If you can't use your hands, life becomes very, very difficult and there aren't many jobs you can do. I don't think £484,000 is a lot, actually, when you consider how much someone in their 20s could earn in a lifetime, and this is a clerk who relies on her hands as her principal working tools. £484,000 is, at a guess, between 15 and 20 years worth of salary.
I might just put a RSI claim in against PCA after nearly seven years of forum input! :o) But then, I think Peter (the FE) would have a claim to much more input than me, don't you think?
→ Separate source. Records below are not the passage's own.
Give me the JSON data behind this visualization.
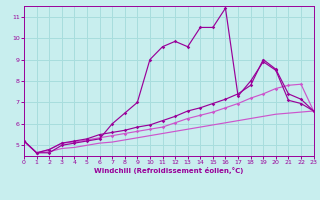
{
  "xlabel": "Windchill (Refroidissement éolien,°C)",
  "bg_color": "#c8eeee",
  "grid_color": "#a8dddd",
  "line_color": "#990099",
  "line_color_light": "#cc55cc",
  "xlim": [
    0,
    23
  ],
  "ylim": [
    4.5,
    11.5
  ],
  "xticks": [
    0,
    1,
    2,
    3,
    4,
    5,
    6,
    7,
    8,
    9,
    10,
    11,
    12,
    13,
    14,
    15,
    16,
    17,
    18,
    19,
    20,
    21,
    22,
    23
  ],
  "yticks": [
    5,
    6,
    7,
    8,
    9,
    10,
    11
  ],
  "curve1_x": [
    0,
    1,
    2,
    3,
    4,
    5,
    6,
    7,
    8,
    9,
    10,
    11,
    12,
    13,
    14,
    15,
    16,
    17,
    18,
    19,
    20,
    21,
    22,
    23
  ],
  "curve1_y": [
    5.2,
    4.65,
    4.65,
    5.0,
    5.1,
    5.2,
    5.3,
    6.0,
    6.5,
    7.0,
    9.0,
    9.6,
    9.85,
    9.6,
    10.5,
    10.5,
    11.4,
    7.3,
    8.0,
    8.9,
    8.5,
    7.1,
    6.95,
    6.6
  ],
  "curve2_x": [
    0,
    1,
    2,
    3,
    4,
    5,
    6,
    7,
    8,
    9,
    10,
    11,
    12,
    13,
    14,
    15,
    16,
    17,
    18,
    19,
    20,
    21,
    22,
    23
  ],
  "curve2_y": [
    5.2,
    4.65,
    4.8,
    5.1,
    5.15,
    5.25,
    5.35,
    5.45,
    5.55,
    5.65,
    5.75,
    5.85,
    6.05,
    6.25,
    6.4,
    6.55,
    6.75,
    6.95,
    7.2,
    7.4,
    7.65,
    7.8,
    7.85,
    6.6
  ],
  "curve3_x": [
    0,
    1,
    2,
    3,
    4,
    5,
    6,
    7,
    8,
    9,
    10,
    11,
    12,
    13,
    14,
    15,
    16,
    17,
    18,
    19,
    20,
    21,
    22,
    23
  ],
  "curve3_y": [
    5.2,
    4.65,
    4.8,
    5.1,
    5.2,
    5.3,
    5.5,
    5.6,
    5.7,
    5.85,
    5.95,
    6.15,
    6.35,
    6.6,
    6.75,
    6.95,
    7.15,
    7.4,
    7.8,
    9.0,
    8.55,
    7.4,
    7.15,
    6.6
  ],
  "curve4_x": [
    0,
    1,
    2,
    3,
    4,
    5,
    6,
    7,
    8,
    9,
    10,
    11,
    12,
    13,
    14,
    15,
    16,
    17,
    18,
    19,
    20,
    21,
    22,
    23
  ],
  "curve4_y": [
    5.2,
    4.65,
    4.7,
    4.85,
    4.9,
    5.0,
    5.1,
    5.15,
    5.25,
    5.35,
    5.45,
    5.55,
    5.65,
    5.75,
    5.85,
    5.95,
    6.05,
    6.15,
    6.25,
    6.35,
    6.45,
    6.5,
    6.55,
    6.6
  ]
}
Hurts my wrist just thinking about it! :o) TC.
If there's any follow-up it will be tomorrow. It's not something the other Sundays would have followed up after the newsdesks got the first editions. I can see the Mail doing something on it, but it's really just a huffing-and-puffing story. The comparison with the injured service personnel doesn't really hold water when you consider, as I posted above, that the compensation isn't particularly outrageous given that the injured person might not be able to work again. It's just manipulative to compare the two.
"The comparison with the injured service personnel doesn't really hold water when you consider, as I posted above, that the compensation isn't particularly outrageous given that the injured person might not be able to work again."
I cannot believe you would have said such a thing Kate.An injured serviceman isnt likely to work again either & in the words of the song "the average age is n-n-n-nineteen" yet gets a paltry sum in comparison for a darn sight more injury than a sore wrist.